All subjects had a near identical calorie consumption of (1450 kcal). Their daily calorie expenditure was also the same, approx. (2140 kcal) which is equal to a (700 kcal) calorie deficit.
Both groups lost about 3kg during the study, but subjects that slept for 8.5 hours lost 50% fat and 50% muscle mass, whilst subjects that slept for 5.5 hours lost 20% fat and 80% muscle mass. Remember that lack of sleep causes ghrelin to spike, so not only did the test subjects lose less body fat and have less sleep, but they were also far more hungry.
Sleep is also our recovery tool and it’s imperative in regards to muscle growth. When we sleep, we grow and repair. When muscles are put under stress, regardless of the stimulus, it causes ‘micro trauma’, which means lots of little tears across the muscle fibre.

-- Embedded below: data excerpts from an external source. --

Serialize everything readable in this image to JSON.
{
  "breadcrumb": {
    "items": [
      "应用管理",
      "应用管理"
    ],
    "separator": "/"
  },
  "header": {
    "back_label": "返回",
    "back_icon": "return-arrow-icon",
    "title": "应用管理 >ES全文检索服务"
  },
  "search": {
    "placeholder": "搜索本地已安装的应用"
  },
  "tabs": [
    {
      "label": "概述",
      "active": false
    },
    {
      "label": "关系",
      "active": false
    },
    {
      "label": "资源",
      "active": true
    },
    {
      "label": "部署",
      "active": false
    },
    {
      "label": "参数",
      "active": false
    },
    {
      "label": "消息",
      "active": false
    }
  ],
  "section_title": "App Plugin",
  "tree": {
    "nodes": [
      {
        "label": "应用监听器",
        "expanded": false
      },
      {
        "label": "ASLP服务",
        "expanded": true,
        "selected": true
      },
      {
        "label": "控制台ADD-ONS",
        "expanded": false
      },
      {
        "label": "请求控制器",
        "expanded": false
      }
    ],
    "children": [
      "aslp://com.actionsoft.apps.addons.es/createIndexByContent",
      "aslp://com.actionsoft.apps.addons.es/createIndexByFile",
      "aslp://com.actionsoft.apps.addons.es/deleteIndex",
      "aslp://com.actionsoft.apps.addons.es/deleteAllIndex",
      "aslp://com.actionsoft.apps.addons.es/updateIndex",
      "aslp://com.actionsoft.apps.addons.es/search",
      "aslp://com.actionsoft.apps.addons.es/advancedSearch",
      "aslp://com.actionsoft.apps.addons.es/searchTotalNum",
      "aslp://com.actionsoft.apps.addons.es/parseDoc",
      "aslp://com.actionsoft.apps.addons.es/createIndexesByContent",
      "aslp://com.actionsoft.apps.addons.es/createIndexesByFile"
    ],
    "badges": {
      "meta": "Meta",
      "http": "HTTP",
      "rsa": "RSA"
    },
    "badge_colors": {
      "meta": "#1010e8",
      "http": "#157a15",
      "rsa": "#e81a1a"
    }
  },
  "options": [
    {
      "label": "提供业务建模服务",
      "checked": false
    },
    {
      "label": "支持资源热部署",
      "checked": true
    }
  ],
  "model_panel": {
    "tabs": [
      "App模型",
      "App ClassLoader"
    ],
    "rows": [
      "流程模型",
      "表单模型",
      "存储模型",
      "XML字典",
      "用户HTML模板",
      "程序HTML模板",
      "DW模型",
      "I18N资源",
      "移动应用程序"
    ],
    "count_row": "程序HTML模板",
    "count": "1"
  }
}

It’s when you sleep and recover that these small tears repair via a process called protein synthesis and as long as you have an energy surplus which includes enough protein, then this process in turn creates bigger and stronger muscles.
Sleep helps your mental, too
In the words of the Dalai Lama “sleep is the best form of meditation.” There are so many biological, physiological and psychological factors at play in terms of how, what and why we eat food that it is difficult to neglect the fact that the stronger and more stable mindset we have, the better we will be able to adhere to any fitness goals we set.
We must remember that the fundamental reason behind choosing to ‘get fit’ is essentially to improve our happiness. Whatever our goal may be, if we are not happy then it is not worth it. Therefore, we must get enough sleep to rest our mind, relieve stress and allow ourselves to rejuvenate properly each day so we can be happy.